Let's make it together :) Please do leave a comment if you make this and follow us on Instagram @aliabakesto, Enjoy!
Blackberry Lavender Cake
Prep time: 15 minutes
Bake time: 55 minutes
Rest time: 2 hour
Total time: 3 hour, 10 minutes
240g all-purpose flour
2 eggs (8 Tbsp yogurt for eggless version)
1 tsp lavender buds
75ml melted butter
3 tsp baking powder
1/2 tsp salt
Blackberry Lavender preserve
3/4 cup blackberry
1/4 cup blueberry
1/4 cup sugar
1 tsp lavender buds
1 cup icing sugar
2 Tbsp lemon juice
1 Tbsp preserve
1. Preserve: In a pot mix the blackberries and blueberries, lavender buds and sugar. Let it cook on medium heat until mixture comes to a boil. Simmer until the berries look less chunkier (5 minutes). Remove from the heat and cool at room temperature. This can be made a day in advance or can be replaced with a ready-made preserve.
2. Cake: Preheat the oven at 325F and line a baking loaf pan, with butter and parchment paper.
3. In a bowl whip the egg, lavender buds and sugar . Add flour, milk, baking powder and melted butter to the bowl.
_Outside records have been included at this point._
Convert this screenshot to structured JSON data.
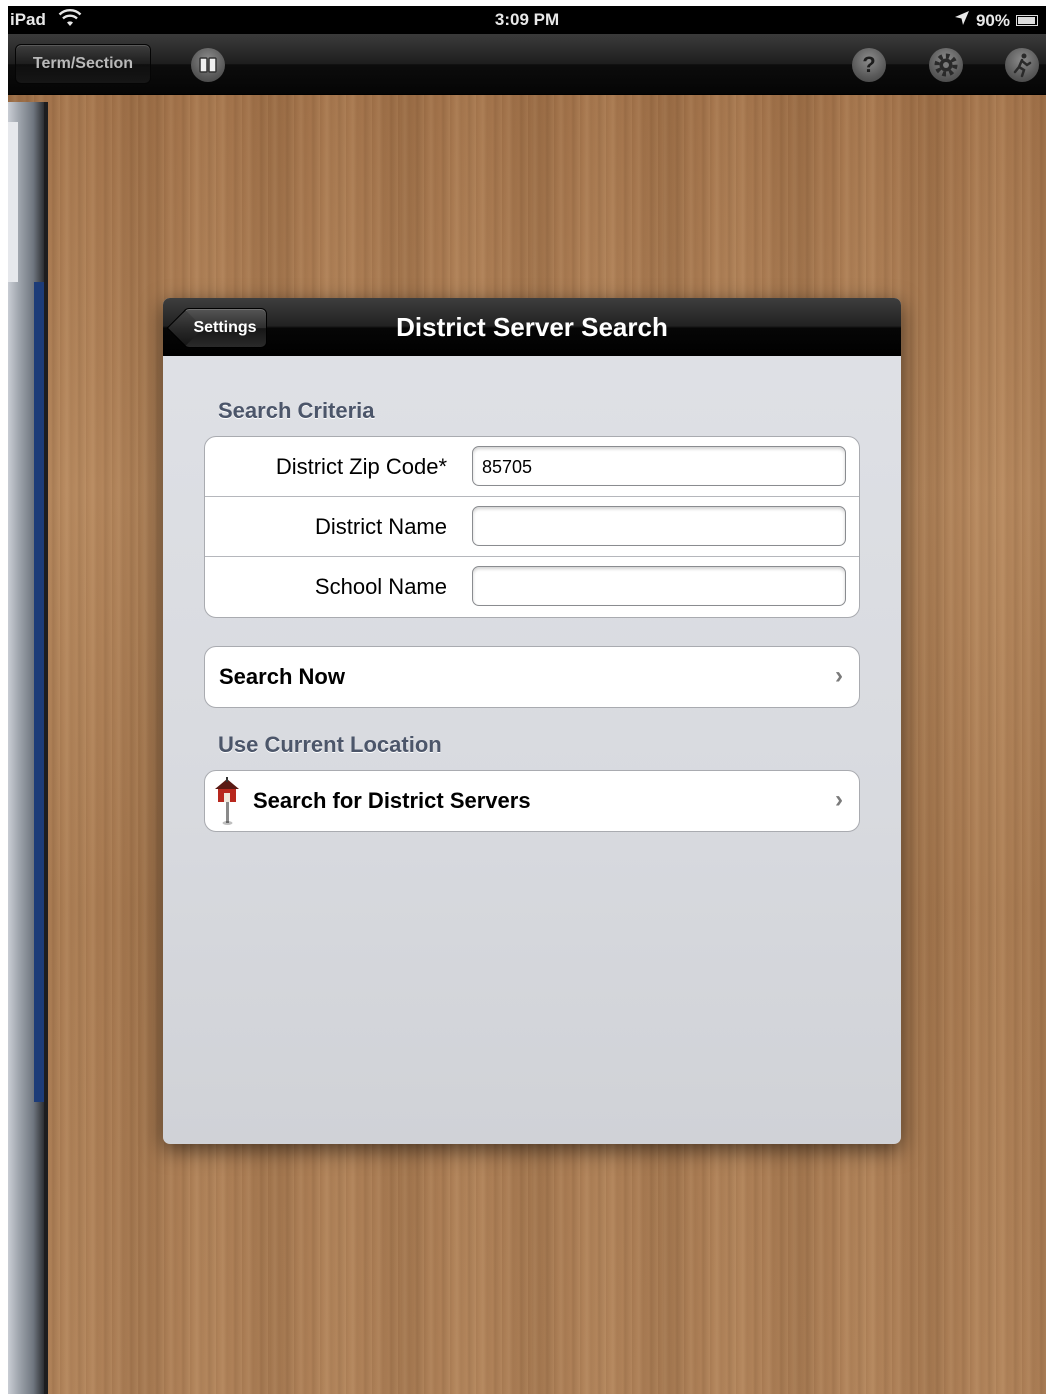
{
  "status_bar": {
    "carrier": "iPad",
    "time": "3:09 PM",
    "battery": "90%"
  },
  "toolbar": {
    "term_section_label": "Term/Section",
    "icons": [
      "book-icon",
      "help-icon",
      "gear-icon",
      "runner-icon"
    ],
    "help_glyph": "?"
  },
  "popover": {
    "back_label": "Settings",
    "title": "District Server Search",
    "search_criteria": {
      "section_title": "Search Criteria",
      "fields": [
        {
          "label": "District Zip Code*",
          "value": "85705"
        },
        {
          "label": "District Name",
          "value": ""
        },
        {
          "label": "School Name",
          "value": ""
        }
      ],
      "search_button": "Search Now"
    },
    "current_location": {
      "section_title": "Use Current Location",
      "button": "Search for District Servers",
      "icon": "schoolhouse-pin-icon"
    },
    "chevron": "›"
  }
}
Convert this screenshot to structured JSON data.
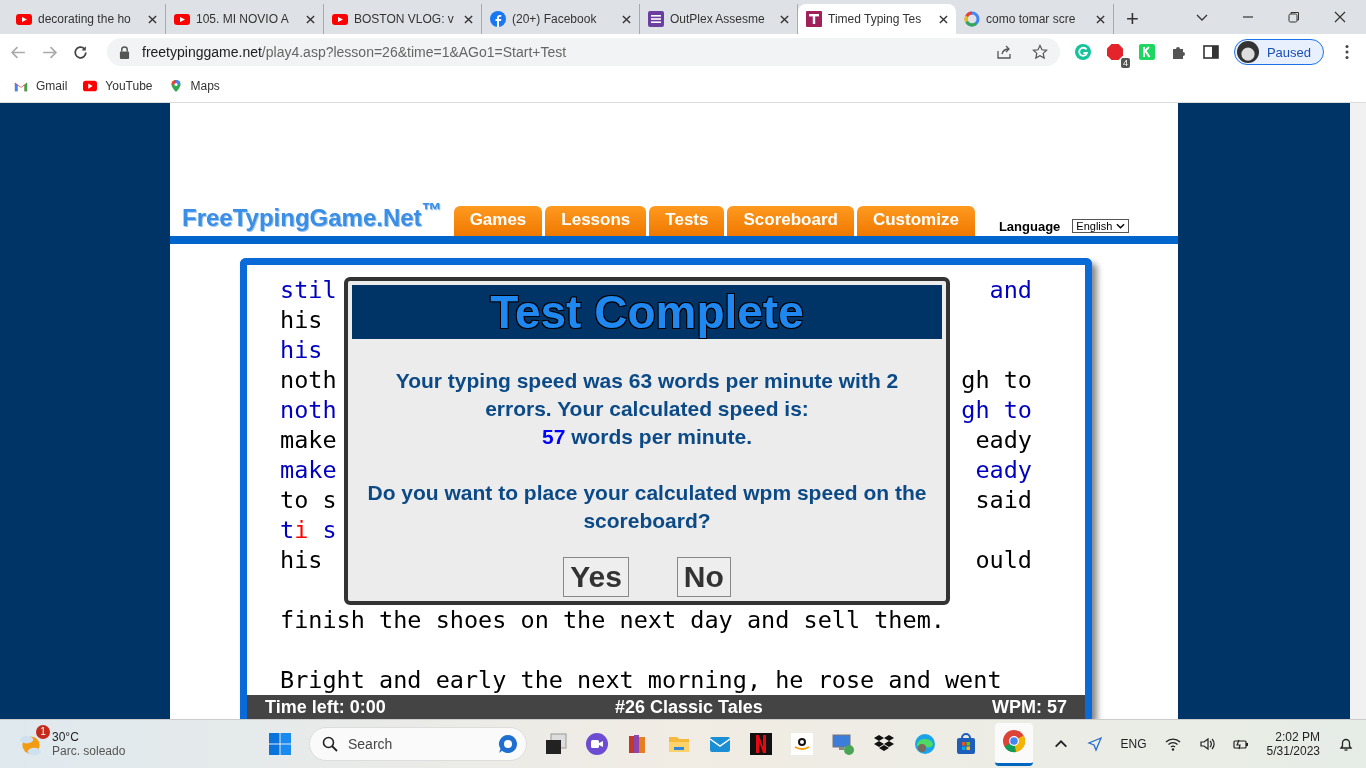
{
  "browser": {
    "tabs": [
      {
        "title": "decorating the ho",
        "kind": "video",
        "selected": false
      },
      {
        "title": "105. MI NOVIO A",
        "kind": "video",
        "selected": false
      },
      {
        "title": "BOSTON VLOG: v",
        "kind": "video",
        "selected": false
      },
      {
        "title": "(20+) Facebook",
        "kind": "social",
        "selected": false
      },
      {
        "title": "OutPlex Assesme",
        "kind": "form",
        "selected": false
      },
      {
        "title": "Timed Typing Tes",
        "kind": "typing",
        "selected": true
      },
      {
        "title": "como tomar scre",
        "kind": "search",
        "selected": false
      }
    ],
    "new_tab": "+",
    "address": {
      "host": "freetypinggame.net",
      "path": "/play4.asp?lesson=26&time=1&AGo1=Start+Test"
    },
    "extension_badge": "4",
    "profile": "Paused",
    "bookmarks": [
      {
        "label": "Gmail",
        "kind": "mail"
      },
      {
        "label": "YouTube",
        "kind": "video"
      },
      {
        "label": "Maps",
        "kind": "map"
      }
    ]
  },
  "site": {
    "logo": "FreeTypingGame.Net$^{™}$",
    "nav": [
      "Games",
      "Lessons",
      "Tests",
      "Scoreboard",
      "Customize"
    ],
    "language_label": "Language",
    "language_value": "English"
  },
  "lines": [
    {
      "kind": "typed",
      "left": [
        {
          "text": "stil",
          "error": false
        }
      ],
      "right": "and"
    },
    {
      "kind": "source",
      "left": [
        {
          "text": "his",
          "error": false
        }
      ]
    },
    {
      "kind": "typed",
      "left": [
        {
          "text": "his",
          "error": false
        }
      ]
    },
    {
      "kind": "source",
      "left": [
        {
          "text": "noth",
          "error": false
        }
      ],
      "right": "gh to"
    },
    {
      "kind": "typed",
      "left": [
        {
          "text": "noth",
          "error": false
        }
      ],
      "right": "gh to"
    },
    {
      "kind": "source",
      "left": [
        {
          "text": "make",
          "error": false
        }
      ],
      "right": "eady"
    },
    {
      "kind": "typed",
      "left": [
        {
          "text": "make",
          "error": false
        }
      ],
      "right": "eady"
    },
    {
      "kind": "source",
      "left": [
        {
          "text": "to s",
          "error": false
        }
      ],
      "right": "said"
    },
    {
      "kind": "typed",
      "left": [
        {
          "text": "t",
          "error": false
        },
        {
          "text": "i",
          "error": true
        },
        {
          "text": " s",
          "error": false
        }
      ]
    },
    {
      "kind": "source",
      "left": [
        {
          "text": "his",
          "error": false
        }
      ],
      "right": "ould"
    },
    {
      "kind": "blank"
    },
    {
      "kind": "source",
      "left": [
        {
          "text": "finish the shoes on the next day and sell them.",
          "error": false
        }
      ]
    },
    {
      "kind": "blank"
    },
    {
      "kind": "source",
      "left": [
        {
          "text": "Bright and early the next morning, he rose and went",
          "error": false
        }
      ]
    }
  ],
  "dialog": {
    "title": "Test Complete",
    "message": "Your typing speed was 63 words per minute with 2 errors. Your calculated speed is:",
    "speed_value": "57",
    "speed_suffix": "words per minute.",
    "question": "Do you want to place your calculated wpm speed on the scoreboard?",
    "buttons": [
      "Yes",
      "No"
    ]
  },
  "status_bar": {
    "time_left": "Time left: 0:00",
    "lesson": "#26 Classic Tales",
    "wpm": "WPM: 57"
  },
  "taskbar": {
    "weather_badge": "1",
    "temperature": "30°C",
    "condition": "Parc. soleado",
    "search": "Search",
    "language": "ENG",
    "time": "2:02 PM",
    "date": "5/31/2023"
  }
}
Mix until a homogenous mixture forms.
4. In a prepared baking pan, layer the cake batter with blackberry lavender preserve (adding a few dollops in each layer), finally sprinkle with 1 Tbsp sugar on top. Bake for 55 minutes or until an inserted wooden skewer comes out clean.
5. Remove from the oven and rest for 1 hour.
6. Glaze: In a bowl mix the icing sugar, lemon juice and preserve. Pour the glaze over the cooled cake and let it set for 1 hour. Slice and enjoy!
Note: The cake can be stored in an airtight container and kept refrigerated for up to 1 week.